I slam my sifter in the sand. “You’re going to blame nature for this?”

“The Alaran Protocol is the reason your society survived. The commitment to keep exposure to the curtain’s radioactive particles ‘as low as reasonably achievable’ is the reason your city-state endured while so many others collapsed. To ensure the survival of many, some must be sacrificed.”

“Not so great for the people outside the protected city.”

“It is justifiable—”

“You see that kid?” I stab my finger in Roran’s direction. “The Congress considers what they did to him justifiable.

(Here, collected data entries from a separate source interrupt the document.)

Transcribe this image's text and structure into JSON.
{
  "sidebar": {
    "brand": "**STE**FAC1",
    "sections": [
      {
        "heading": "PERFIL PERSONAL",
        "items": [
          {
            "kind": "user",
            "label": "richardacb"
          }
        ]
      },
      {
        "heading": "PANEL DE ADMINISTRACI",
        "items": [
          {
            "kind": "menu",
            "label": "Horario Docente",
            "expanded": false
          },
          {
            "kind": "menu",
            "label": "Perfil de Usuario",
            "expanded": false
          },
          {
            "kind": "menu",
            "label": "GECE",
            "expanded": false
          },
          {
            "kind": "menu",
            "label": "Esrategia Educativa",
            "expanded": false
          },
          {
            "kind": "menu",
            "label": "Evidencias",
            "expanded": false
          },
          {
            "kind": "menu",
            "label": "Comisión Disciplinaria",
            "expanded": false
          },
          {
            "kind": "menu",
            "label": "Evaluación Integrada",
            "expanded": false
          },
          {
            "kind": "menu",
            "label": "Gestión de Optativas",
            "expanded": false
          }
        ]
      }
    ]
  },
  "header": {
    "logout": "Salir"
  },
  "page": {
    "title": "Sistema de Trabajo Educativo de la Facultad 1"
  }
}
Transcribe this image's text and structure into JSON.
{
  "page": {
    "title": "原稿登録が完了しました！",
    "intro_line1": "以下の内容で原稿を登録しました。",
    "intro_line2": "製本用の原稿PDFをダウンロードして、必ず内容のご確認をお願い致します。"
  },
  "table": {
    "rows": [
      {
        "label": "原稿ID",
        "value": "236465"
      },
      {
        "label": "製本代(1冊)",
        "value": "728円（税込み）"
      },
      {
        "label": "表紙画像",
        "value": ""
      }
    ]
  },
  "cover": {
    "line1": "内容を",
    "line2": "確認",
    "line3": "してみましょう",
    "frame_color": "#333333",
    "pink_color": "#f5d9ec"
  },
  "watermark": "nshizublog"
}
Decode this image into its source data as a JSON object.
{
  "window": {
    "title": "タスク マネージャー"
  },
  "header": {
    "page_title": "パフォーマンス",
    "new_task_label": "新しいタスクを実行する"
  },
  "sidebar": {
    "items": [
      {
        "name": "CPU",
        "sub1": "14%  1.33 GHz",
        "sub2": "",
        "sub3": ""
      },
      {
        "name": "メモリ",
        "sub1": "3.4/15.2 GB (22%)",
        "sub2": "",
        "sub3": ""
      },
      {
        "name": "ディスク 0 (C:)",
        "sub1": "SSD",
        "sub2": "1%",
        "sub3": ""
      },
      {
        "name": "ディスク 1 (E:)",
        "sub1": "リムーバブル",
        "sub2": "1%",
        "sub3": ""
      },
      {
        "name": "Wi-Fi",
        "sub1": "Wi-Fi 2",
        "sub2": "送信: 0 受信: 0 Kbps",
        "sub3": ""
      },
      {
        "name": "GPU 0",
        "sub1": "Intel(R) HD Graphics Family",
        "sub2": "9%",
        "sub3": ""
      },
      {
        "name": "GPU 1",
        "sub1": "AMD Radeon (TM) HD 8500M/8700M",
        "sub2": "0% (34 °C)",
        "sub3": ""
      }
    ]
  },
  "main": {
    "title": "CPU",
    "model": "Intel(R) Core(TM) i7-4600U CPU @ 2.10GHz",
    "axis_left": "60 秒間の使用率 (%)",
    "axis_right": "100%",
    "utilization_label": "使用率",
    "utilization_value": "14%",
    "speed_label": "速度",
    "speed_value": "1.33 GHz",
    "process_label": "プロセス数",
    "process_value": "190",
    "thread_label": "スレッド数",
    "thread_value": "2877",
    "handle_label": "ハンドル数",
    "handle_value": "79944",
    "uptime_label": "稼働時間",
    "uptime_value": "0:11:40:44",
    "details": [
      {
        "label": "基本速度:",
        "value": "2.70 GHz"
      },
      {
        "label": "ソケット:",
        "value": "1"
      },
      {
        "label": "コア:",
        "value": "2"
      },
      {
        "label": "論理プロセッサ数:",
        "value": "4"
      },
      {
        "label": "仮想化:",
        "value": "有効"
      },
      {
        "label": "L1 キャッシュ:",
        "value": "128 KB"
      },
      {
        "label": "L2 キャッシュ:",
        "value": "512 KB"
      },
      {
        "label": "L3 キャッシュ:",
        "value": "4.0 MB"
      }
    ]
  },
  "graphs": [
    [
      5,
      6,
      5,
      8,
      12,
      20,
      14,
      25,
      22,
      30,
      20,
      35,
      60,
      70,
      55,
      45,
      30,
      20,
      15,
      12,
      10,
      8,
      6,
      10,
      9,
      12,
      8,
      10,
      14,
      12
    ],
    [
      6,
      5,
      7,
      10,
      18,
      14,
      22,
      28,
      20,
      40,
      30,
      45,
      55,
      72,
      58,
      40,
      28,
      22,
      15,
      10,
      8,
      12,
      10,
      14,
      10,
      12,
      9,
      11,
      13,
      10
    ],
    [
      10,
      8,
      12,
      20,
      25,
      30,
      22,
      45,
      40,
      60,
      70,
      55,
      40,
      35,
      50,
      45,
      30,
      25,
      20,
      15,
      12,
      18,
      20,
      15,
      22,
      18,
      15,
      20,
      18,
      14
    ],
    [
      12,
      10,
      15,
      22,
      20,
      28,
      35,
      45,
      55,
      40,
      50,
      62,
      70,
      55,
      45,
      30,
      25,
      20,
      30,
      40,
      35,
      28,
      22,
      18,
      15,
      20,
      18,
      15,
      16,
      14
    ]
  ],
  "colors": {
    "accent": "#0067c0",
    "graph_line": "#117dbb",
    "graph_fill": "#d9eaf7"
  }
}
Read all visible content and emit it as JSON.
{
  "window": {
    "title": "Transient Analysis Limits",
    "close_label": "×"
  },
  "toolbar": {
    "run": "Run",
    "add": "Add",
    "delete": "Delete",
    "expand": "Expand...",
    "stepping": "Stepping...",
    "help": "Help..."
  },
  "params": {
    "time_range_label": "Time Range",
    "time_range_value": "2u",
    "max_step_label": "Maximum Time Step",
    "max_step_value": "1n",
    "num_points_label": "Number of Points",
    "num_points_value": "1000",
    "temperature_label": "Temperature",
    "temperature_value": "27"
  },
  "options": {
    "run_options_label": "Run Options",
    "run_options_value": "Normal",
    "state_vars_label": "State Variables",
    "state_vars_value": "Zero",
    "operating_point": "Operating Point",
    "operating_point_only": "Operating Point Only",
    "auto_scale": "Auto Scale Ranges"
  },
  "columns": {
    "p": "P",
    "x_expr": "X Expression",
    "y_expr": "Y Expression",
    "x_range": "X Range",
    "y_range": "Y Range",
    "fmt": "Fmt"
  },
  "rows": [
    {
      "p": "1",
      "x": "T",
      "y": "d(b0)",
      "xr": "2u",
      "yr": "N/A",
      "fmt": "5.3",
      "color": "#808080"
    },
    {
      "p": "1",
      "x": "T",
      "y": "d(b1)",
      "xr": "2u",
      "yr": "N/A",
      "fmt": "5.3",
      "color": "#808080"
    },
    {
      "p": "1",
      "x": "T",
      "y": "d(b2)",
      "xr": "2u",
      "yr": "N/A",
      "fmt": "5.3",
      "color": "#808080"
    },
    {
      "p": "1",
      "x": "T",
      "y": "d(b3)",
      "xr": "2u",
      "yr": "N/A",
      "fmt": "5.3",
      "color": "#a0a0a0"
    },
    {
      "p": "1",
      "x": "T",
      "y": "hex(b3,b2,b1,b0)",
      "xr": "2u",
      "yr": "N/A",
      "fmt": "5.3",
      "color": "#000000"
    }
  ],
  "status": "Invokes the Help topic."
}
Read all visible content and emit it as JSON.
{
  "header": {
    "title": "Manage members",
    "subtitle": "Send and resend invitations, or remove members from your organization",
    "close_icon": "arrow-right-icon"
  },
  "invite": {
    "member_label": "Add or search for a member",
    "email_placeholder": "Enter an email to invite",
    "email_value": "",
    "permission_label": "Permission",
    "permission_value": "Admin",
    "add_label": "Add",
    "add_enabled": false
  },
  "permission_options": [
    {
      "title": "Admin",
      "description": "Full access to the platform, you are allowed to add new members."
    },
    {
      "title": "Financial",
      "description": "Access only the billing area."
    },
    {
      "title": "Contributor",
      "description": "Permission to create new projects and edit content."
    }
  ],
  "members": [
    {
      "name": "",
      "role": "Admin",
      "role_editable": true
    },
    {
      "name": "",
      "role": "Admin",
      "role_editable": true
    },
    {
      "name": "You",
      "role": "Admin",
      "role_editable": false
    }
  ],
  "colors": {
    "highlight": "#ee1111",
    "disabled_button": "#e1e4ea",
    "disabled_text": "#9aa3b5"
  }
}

“Compliance is essential for the preservation of civilized society.”

The only reason I don’t try to knock her onto her backside is that I’m pretty sure I’d fail. “You do belong in Alara,” I mutter. I stand, cordon sand streaming from my suit. “Find another partner.” I walk away, stepping past the other Miners on their hands and knees.

Reuder throws me a disgruntled look. “Return to your position, Miner.”

“No.”

Dram lowers his rifle and looks at me.

“Stay with your partner,” Reuder orders. “Work your grid.”

Dram gives me the look that tells me some things are more important than my pride, but it’s Roran’s expression that makes me turn back. A gust of wind brushes my talisman against my cheek.

I’m not a Conjuror.

You made a promise like one.

I drop to my knees and scowl at the horrible half human I’ve been assigned to. “Just so we’re clear,” I mutter under my breath, “if I see a cordon rat coming, I’m going to get out of its way and let it have you.”

GM16 shakes her sifter with methodical care. “I appreciate the warning, Subpar. But just so we’re clear—I have genetically modified blood that repels them.”